Een Afrikaans gezegde (bron, ironisch genoeg, onbekend) luidt dat de geschiedenis van de jacht altijd de rol van de jager zal verheerlijken, totdat de leeuw zijn eigen verhalen gaat vertellen. Eeuwenlang is in de geschiedschrijving over het Afrikaanse continent enkel de jager aan het woord geweest: de westerlingen die zich met geweld en bedrog de macht toe-eigenden. Maar steeds vaker vertellen Afrikanen zelf hun eigen verhalen. In die geest schreef de Sudanees-Britse journalist Zeinab Badawi (65) An African History of Africa (in het Nederlands vertaald als Afrika – Een Afrikaanse geschiedenis). “De bedoeling van het boek is eindelijk de leeuw aan het woord te laten”, zegt de internationale journalist, bekend van onder meer BBC World News.

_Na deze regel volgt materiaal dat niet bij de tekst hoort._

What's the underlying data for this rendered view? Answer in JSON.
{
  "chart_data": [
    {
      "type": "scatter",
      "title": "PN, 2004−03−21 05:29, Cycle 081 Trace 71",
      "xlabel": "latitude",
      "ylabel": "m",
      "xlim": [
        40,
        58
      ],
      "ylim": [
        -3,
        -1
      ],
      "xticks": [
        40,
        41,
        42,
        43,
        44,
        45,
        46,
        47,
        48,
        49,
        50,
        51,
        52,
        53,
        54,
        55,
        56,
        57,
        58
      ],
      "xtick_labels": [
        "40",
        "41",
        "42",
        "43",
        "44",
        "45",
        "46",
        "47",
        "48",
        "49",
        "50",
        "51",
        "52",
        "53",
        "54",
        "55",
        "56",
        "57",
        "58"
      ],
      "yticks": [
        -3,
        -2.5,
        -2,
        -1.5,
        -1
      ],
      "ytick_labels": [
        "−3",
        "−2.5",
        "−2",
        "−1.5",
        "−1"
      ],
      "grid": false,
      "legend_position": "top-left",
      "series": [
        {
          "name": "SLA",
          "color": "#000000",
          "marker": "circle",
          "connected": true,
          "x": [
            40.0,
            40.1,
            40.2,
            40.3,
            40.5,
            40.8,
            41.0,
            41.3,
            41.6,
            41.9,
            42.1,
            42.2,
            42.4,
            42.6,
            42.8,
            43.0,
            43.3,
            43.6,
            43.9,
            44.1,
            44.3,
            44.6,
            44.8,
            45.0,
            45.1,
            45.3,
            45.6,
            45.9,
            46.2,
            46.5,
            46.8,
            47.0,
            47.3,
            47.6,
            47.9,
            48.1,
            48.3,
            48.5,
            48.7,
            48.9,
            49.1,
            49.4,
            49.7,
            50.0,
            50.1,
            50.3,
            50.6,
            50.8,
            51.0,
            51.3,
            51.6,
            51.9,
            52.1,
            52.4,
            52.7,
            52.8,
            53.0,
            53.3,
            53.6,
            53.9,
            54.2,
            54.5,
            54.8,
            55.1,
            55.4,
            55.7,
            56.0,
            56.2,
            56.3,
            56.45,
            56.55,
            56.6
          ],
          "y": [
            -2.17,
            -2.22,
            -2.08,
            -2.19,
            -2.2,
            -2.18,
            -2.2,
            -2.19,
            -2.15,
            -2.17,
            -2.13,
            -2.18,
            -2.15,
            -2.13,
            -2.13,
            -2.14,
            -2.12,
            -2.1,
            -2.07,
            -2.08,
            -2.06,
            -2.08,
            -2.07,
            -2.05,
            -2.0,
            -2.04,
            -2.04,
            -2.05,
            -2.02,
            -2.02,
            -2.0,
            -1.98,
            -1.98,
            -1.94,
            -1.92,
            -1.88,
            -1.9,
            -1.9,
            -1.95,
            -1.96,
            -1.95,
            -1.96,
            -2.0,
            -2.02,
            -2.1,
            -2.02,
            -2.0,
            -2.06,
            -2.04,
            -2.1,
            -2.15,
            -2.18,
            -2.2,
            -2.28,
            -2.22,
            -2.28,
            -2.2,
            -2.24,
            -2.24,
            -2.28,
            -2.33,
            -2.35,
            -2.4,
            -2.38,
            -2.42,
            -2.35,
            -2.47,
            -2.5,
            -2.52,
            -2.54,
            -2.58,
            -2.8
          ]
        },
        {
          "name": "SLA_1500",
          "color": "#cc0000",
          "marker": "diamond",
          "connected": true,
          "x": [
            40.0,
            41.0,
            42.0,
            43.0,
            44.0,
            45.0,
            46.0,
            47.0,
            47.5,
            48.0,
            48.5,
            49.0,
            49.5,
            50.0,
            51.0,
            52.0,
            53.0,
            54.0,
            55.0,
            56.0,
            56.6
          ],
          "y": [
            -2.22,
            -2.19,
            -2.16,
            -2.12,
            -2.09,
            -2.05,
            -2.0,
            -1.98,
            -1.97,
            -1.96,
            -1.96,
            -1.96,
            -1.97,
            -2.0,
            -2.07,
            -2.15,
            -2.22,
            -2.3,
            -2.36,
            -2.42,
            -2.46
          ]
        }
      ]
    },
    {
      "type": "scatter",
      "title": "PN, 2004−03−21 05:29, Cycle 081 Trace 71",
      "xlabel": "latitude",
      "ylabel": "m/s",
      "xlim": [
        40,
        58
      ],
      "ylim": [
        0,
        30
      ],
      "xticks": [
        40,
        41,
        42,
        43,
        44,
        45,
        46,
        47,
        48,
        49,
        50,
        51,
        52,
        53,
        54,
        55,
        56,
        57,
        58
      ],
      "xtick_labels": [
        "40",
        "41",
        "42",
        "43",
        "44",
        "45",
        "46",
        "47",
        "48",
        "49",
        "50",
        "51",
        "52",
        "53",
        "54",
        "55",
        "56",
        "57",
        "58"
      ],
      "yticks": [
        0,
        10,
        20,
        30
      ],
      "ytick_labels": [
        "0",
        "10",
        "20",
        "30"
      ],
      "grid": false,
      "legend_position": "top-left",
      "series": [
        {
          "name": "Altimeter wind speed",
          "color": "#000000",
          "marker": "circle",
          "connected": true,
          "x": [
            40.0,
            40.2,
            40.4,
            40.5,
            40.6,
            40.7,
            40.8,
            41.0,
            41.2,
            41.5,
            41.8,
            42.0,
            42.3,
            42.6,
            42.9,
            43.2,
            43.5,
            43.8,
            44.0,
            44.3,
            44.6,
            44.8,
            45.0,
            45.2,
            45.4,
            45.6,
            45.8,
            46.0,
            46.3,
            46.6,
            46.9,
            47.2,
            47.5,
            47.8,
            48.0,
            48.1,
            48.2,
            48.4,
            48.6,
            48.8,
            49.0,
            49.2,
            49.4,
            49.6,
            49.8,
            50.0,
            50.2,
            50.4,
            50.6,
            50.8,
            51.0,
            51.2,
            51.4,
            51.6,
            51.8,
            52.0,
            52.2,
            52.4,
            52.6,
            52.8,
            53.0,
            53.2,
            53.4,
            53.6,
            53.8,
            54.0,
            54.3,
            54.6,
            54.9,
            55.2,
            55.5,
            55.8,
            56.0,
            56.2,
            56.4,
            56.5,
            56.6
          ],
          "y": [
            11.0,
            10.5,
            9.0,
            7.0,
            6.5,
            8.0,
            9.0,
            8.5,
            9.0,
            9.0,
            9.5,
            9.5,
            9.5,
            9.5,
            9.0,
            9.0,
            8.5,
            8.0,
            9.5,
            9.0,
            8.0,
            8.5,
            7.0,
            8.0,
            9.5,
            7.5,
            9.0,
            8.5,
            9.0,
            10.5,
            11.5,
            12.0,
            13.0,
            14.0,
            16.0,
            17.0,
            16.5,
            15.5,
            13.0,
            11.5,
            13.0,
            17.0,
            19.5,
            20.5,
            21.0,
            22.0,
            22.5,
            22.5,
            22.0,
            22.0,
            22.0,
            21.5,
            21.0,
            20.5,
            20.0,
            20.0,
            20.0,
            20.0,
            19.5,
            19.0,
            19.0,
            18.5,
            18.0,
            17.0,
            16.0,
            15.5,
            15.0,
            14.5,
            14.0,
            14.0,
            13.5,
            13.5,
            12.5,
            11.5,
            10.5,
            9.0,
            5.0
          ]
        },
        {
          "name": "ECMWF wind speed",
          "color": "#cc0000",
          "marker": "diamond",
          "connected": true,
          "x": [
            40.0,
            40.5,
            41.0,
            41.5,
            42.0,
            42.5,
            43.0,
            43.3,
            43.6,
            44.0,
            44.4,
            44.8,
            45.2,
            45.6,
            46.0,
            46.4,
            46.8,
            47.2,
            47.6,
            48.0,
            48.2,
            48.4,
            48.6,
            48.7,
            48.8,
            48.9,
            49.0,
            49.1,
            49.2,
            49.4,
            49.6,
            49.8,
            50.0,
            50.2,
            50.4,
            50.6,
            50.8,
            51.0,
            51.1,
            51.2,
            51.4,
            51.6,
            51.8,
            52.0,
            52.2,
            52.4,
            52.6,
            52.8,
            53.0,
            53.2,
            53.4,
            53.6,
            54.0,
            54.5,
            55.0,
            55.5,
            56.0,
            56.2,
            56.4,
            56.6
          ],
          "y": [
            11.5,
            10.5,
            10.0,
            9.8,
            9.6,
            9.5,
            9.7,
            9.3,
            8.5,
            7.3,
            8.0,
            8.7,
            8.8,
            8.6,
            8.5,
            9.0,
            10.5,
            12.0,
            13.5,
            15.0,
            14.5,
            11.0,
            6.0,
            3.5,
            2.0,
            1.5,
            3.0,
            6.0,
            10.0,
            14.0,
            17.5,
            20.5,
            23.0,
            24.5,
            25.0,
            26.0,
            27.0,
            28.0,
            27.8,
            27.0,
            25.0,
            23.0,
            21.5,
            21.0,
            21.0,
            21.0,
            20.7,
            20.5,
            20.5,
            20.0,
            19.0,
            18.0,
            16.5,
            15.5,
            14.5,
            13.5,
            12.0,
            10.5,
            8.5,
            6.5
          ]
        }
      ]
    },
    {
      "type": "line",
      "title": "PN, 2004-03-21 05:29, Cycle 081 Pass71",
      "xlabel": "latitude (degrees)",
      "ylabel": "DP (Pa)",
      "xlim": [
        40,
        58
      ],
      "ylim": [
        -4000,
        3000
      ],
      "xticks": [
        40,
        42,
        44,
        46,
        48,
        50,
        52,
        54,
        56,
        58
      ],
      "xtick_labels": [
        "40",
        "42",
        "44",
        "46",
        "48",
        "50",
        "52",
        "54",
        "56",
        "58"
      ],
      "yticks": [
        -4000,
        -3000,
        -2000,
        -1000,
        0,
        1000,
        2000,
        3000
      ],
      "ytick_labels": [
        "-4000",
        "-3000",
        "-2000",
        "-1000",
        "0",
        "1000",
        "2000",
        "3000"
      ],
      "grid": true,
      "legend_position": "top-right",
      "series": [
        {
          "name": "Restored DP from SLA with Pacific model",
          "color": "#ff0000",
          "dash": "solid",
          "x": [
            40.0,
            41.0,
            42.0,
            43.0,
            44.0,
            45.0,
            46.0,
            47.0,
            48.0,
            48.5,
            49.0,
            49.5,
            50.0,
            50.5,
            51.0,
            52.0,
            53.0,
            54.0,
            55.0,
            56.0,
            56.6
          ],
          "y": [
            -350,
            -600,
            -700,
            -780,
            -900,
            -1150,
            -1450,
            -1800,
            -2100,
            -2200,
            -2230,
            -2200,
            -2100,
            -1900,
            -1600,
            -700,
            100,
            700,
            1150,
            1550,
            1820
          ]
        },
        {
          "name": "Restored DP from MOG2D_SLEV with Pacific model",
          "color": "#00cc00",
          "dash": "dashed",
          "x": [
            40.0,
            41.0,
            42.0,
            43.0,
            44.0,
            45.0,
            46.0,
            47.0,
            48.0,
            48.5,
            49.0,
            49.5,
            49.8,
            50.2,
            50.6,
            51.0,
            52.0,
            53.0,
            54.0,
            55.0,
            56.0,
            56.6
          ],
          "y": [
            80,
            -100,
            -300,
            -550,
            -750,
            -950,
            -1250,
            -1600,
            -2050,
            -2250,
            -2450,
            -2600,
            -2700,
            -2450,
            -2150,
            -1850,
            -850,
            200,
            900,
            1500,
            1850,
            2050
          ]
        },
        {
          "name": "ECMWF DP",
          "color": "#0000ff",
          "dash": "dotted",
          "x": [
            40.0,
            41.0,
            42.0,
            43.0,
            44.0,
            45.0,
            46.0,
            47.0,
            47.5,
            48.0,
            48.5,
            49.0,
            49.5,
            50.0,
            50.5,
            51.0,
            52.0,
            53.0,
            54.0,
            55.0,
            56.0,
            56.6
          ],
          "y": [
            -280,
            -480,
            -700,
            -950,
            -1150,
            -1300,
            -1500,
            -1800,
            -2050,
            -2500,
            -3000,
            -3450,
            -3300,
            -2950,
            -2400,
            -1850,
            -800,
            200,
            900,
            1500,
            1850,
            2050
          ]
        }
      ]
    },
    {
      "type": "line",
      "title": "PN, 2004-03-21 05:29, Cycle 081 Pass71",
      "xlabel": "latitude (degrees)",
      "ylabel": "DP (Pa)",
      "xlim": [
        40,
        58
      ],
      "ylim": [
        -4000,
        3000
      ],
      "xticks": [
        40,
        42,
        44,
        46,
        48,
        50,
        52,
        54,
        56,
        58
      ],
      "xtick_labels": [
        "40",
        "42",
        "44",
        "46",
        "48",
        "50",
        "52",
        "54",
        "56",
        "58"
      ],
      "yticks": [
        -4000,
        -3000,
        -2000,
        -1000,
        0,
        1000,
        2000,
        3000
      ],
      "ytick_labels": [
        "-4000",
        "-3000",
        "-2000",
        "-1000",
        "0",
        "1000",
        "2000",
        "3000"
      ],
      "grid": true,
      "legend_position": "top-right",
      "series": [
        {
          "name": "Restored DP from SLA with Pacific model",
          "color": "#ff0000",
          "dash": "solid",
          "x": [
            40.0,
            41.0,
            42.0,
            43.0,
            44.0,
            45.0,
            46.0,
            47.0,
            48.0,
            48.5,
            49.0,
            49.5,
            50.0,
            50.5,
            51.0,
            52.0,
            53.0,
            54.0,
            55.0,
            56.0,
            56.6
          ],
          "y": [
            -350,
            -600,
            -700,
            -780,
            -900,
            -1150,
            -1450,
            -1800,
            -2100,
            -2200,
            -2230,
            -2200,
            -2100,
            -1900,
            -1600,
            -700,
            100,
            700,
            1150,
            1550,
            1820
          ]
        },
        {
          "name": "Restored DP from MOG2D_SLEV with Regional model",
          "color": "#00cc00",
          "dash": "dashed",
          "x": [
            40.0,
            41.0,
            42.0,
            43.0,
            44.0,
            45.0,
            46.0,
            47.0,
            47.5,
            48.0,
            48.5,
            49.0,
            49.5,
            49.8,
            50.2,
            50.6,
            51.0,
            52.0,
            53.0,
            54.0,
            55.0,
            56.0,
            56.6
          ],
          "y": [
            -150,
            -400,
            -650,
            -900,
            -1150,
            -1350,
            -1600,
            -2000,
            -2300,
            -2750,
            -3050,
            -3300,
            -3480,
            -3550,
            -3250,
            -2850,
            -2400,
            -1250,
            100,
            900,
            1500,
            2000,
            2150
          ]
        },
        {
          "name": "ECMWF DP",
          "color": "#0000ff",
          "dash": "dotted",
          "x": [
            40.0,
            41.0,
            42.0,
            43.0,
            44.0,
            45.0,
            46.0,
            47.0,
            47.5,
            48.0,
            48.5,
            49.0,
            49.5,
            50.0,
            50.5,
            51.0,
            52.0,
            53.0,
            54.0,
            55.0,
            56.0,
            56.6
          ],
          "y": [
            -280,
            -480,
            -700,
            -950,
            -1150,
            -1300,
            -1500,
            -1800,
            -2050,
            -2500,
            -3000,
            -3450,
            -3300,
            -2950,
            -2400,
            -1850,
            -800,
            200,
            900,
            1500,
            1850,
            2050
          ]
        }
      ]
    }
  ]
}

Voor de BBC trok Badawi door meer dan dertig Afrikaanse landen en interviewde ze tientallen historici, archeologen, cultuurkenners en andere experts over de geschiedenis van hun regio: van de oorsprong van de mens in Oost-Afrika tot het verzet tegen en de bevrijding van de kolonisatie. Het resulteerde in een twintigdelige serie die van 2017 tot 2020 op televisie werd uitgezonden. Haar rondgang door Afrika had bevestigd dat het hoog tijd was voor een historische vertelling vanuit Afrikaans perspectief. “Ik heb zo veel boeken moeten lezen waarin Afrikanen naar de achtergrond verdwenen. Ik heb de telescoop omgedraaid. In de verhalen over Afrika die ik opteken, zijn de Europeanen een voetnoot in de marge.”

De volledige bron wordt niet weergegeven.